Впрочем, все это лучше пояснить примерами. Вот известное стихотворение, пленительное с первой строки. Сколько бы мы его ни разбирали, ни разлагали, мы не уловим, в чем именно, где эта пленительность: «голос слышим, а откуда приходит, куда уходит…»:
О, как на склоне наших лет
Нежней мы любим и суеверней…
Гори, гори прощальный свет
Зари последней, зари вечерней.
Полнеба охватила тень…
Вообразим, что мы — публика, и строк этих еще не знаем. На эстраду поднимается, не без труда, плотный старик, бритый, остроносый: у него желтовато-бледное лицо и, как всегда, «всклокоченные власы», длинные и седые. Начинает читать:
О как на склоне наших лет…
Что же? Мы захвачены, заворожены? Нисколько. Мы смотрим на старика, видим, что он произносит звучные слова, слышим их, понимаем смысл… но магия сочетания слов не дошла до нас. Скрылась где-то на пути между эстрадой и нами. Когда-нибудь дойдет, с этими же строками, в которых продолжает жить, — но не здесь, не сейчас, не со стариком на эстраде.
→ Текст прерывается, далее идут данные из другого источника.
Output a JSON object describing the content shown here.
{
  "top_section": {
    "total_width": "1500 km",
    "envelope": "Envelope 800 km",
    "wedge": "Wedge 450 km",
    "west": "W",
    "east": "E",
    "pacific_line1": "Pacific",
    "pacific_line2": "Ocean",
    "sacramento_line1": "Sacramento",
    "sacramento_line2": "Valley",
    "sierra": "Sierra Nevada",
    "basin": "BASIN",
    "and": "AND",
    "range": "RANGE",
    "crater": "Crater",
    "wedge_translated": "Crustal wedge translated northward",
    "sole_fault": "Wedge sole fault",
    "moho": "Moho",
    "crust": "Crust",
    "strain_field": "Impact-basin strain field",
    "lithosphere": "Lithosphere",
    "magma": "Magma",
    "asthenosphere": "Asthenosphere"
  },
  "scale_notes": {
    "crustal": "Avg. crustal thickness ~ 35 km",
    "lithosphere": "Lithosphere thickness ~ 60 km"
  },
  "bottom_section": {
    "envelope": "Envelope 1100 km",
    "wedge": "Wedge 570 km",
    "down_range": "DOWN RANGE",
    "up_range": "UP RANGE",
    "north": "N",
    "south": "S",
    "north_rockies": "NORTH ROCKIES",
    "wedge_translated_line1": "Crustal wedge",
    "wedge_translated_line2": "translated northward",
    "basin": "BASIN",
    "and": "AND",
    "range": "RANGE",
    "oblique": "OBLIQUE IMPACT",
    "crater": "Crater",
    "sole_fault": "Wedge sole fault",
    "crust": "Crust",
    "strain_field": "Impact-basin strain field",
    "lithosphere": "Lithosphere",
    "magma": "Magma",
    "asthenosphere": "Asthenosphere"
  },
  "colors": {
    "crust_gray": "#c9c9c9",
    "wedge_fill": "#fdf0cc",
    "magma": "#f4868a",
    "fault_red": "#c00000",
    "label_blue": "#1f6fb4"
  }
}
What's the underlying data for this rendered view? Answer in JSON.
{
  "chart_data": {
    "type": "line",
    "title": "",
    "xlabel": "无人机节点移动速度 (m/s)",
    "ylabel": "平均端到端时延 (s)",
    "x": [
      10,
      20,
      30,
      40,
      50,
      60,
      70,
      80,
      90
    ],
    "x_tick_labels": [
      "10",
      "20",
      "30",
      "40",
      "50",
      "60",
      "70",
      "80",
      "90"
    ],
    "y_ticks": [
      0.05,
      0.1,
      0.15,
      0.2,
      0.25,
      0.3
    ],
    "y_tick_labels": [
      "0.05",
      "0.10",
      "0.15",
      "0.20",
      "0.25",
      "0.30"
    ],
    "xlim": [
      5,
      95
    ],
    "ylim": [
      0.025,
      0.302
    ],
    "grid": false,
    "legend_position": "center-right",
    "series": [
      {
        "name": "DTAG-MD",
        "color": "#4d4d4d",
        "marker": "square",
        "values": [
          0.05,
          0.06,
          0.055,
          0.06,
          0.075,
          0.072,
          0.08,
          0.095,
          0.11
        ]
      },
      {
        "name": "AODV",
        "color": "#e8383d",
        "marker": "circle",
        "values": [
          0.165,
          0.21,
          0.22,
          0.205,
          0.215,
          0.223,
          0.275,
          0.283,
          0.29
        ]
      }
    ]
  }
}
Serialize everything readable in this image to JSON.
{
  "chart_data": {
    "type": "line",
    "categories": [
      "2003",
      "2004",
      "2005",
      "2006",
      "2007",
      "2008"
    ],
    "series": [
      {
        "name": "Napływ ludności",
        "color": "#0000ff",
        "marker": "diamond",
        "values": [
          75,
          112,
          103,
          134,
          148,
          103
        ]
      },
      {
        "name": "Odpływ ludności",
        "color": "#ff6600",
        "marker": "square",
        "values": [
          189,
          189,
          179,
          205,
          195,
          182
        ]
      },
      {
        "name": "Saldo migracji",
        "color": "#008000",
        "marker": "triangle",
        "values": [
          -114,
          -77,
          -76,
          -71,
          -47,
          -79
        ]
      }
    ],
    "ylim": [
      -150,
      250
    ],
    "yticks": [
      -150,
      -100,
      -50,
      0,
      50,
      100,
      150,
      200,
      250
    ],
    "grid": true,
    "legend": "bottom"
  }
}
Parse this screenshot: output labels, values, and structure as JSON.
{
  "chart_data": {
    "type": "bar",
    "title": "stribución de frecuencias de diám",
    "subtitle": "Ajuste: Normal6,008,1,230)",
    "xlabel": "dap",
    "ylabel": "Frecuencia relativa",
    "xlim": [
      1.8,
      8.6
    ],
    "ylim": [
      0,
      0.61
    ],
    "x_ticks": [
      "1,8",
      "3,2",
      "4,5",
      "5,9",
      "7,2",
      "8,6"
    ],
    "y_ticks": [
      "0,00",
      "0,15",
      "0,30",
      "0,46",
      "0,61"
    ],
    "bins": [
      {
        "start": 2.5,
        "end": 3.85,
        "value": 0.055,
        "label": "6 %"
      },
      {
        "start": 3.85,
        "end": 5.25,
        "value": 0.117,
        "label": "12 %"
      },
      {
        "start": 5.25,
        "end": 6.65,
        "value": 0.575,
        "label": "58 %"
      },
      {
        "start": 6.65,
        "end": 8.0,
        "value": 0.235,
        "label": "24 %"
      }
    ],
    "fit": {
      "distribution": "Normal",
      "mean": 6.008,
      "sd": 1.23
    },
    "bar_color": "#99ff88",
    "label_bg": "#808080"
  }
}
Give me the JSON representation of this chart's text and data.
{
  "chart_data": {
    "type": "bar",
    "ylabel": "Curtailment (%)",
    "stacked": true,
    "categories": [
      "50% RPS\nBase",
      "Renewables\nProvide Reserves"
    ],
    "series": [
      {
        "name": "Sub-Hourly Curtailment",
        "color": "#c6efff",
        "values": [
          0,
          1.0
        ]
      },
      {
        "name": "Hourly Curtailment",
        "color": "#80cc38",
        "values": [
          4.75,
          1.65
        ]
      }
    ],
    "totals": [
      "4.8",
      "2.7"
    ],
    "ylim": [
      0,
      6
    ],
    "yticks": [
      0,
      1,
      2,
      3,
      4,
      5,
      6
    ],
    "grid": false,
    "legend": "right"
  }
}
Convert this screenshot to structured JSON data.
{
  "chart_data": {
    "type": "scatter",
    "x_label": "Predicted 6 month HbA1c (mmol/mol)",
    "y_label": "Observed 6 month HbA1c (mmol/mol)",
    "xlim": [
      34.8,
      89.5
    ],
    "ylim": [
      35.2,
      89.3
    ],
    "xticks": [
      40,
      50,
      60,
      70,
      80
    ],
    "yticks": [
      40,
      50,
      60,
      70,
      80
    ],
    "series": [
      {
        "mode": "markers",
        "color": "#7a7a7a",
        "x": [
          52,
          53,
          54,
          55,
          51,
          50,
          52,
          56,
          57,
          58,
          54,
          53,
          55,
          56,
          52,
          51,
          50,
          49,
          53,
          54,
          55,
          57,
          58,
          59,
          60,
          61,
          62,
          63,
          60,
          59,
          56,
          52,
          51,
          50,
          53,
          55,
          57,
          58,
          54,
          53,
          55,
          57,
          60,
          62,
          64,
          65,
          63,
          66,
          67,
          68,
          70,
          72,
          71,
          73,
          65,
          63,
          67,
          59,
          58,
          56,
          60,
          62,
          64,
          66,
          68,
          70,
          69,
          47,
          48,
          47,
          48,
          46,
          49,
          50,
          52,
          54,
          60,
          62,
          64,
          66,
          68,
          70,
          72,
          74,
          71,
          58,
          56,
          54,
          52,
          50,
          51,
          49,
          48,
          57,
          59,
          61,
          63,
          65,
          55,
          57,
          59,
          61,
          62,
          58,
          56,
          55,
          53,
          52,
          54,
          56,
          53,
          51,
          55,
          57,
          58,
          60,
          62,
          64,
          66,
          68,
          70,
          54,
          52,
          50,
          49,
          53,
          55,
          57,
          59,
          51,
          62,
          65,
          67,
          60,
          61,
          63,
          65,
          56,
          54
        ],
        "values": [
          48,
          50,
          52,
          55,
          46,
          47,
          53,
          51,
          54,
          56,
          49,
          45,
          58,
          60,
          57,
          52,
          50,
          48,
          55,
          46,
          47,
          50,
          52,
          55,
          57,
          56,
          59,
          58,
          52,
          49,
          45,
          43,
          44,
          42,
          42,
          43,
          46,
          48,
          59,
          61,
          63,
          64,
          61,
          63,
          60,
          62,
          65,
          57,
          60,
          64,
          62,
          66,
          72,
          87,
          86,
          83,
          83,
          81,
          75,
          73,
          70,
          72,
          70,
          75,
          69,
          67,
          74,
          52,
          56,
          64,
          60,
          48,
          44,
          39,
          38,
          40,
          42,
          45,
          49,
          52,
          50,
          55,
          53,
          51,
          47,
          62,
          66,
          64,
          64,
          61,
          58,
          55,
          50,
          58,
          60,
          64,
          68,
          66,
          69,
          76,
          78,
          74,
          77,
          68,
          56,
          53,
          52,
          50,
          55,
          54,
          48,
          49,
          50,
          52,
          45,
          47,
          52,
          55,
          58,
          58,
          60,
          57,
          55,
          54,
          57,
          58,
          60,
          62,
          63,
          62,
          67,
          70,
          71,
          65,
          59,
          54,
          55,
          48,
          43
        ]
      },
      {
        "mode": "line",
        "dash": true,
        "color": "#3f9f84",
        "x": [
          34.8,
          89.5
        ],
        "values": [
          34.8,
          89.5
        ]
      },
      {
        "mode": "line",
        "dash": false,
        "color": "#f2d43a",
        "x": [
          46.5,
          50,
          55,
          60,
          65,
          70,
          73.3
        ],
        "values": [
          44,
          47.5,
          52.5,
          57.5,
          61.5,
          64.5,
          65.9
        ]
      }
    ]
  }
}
Не знаю, читал ли Тютчев свои стихи публично (почти наверно — нет). Не знаю даже, выступали ли и другие наши поэты на «поэтических» вечерах вроде нынешних, — их, пожалуй, в прежнее время не водилось. Поэты читали в дружеской компании, более или менее тесной. И то, не все стихи, а с выбором. Это другое дело. Мне вспоминается рассказ старого Плещеева; ему (и еще третьему, тоже близкому другу) Некрасов читал только что написанную поэму «Мать»:
От ликующих, праздно болтающих…
…Уведи меня в стан погибающих
За великое дело любви…
Плещеев, через столько лет, с дрожью в голосе, рассказывал, как он, и третий присутствующий, оба рыдали, уронив головы на стол.
А вот другой пример, из жизни, и касающийся чтения «выразительного», — актерского.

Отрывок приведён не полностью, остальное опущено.